In part, the federal estate tax is designed to prevent wealth from accumulating within one family indefinitely. The idea is that as property passes down from succeeding generations in a family, the government will take a percentage of the property at each generation. People often avoid this tax with proper estate planning.
One way to prevent this tax is by arranging for the inheritance to skip generations within a family. Instead of leaving property to their children, wealthy people can leave it to their grandchildren and even great-grandchildren. However, Congress reacted to this approach and created a tax on these generation-skipping transfers as Wealth Management discusses in “GST Tax Exemptions in Jeopardy.”

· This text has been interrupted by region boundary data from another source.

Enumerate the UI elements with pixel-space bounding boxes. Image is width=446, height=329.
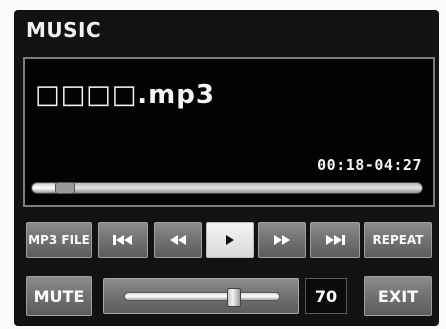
seek-bar-handle[interactable] [55,182,76,194]
mute-button[interactable]: MUTE [26,276,92,316]
volume-slider[interactable] [103,278,299,314]
mp3-file-button[interactable]: MP3 FILE [26,222,92,258]
rewind-button[interactable] [154,222,202,258]
play-icon [225,234,235,246]
fast-forward-icon [273,234,291,246]
fast-forward-button[interactable] [258,222,306,258]
volume-handle[interactable] [227,288,242,307]
skip-previous-icon [112,234,134,246]
play-button[interactable] [206,222,254,258]
previous-track-button[interactable] [98,222,148,258]
next-track-button[interactable] [310,222,360,258]
skip-next-icon [324,234,346,246]
time-readout: 00:18-04:27 [317,156,422,174]
volume-track [124,288,280,307]
rewind-icon [169,234,187,246]
exit-button[interactable]: EXIT [364,276,432,316]
track-filename: □□□□.mp3 [35,80,215,110]
repeat-button[interactable]: REPEAT [364,222,432,258]
app-title: MUSIC [26,18,102,42]
seek-bar[interactable] [31,182,423,194]
volume-value: 70 [305,278,347,314]
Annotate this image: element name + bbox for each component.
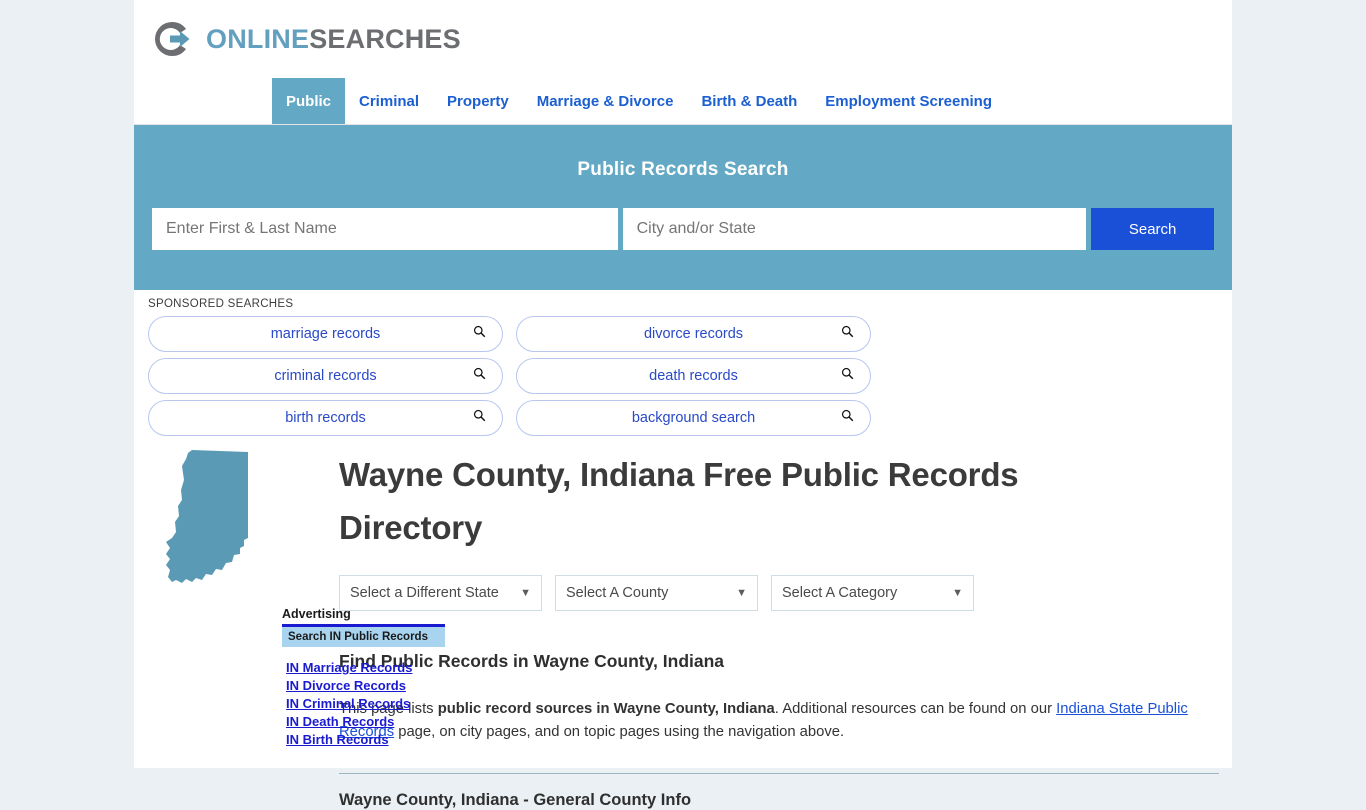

Yet, Congress left open an exemption from these taxes for generation-skipping transfers from irrevocable trusts that were created before September 25, 1986. This exemption created other estate planning issues. If an old exempt trust is modified, it is not always clear whether it continues to be the same trust or whether it should be viewed as a new trust and subjected to the transfer tax. The answer, in most cases, depends on how the IRS decides to rule.
If you have an old, exempt trust or are the beneficiary or trustee of one, then it is extremely important that you meet with an estate planning attorney as soon as you begin to consider modifying the trust in any way. That will allow you to receive the best advice about what you should and should not consider doing.
Reference: Wealth Management (May 18, 2018) “GST Tax Exemptions in Jeopardy.”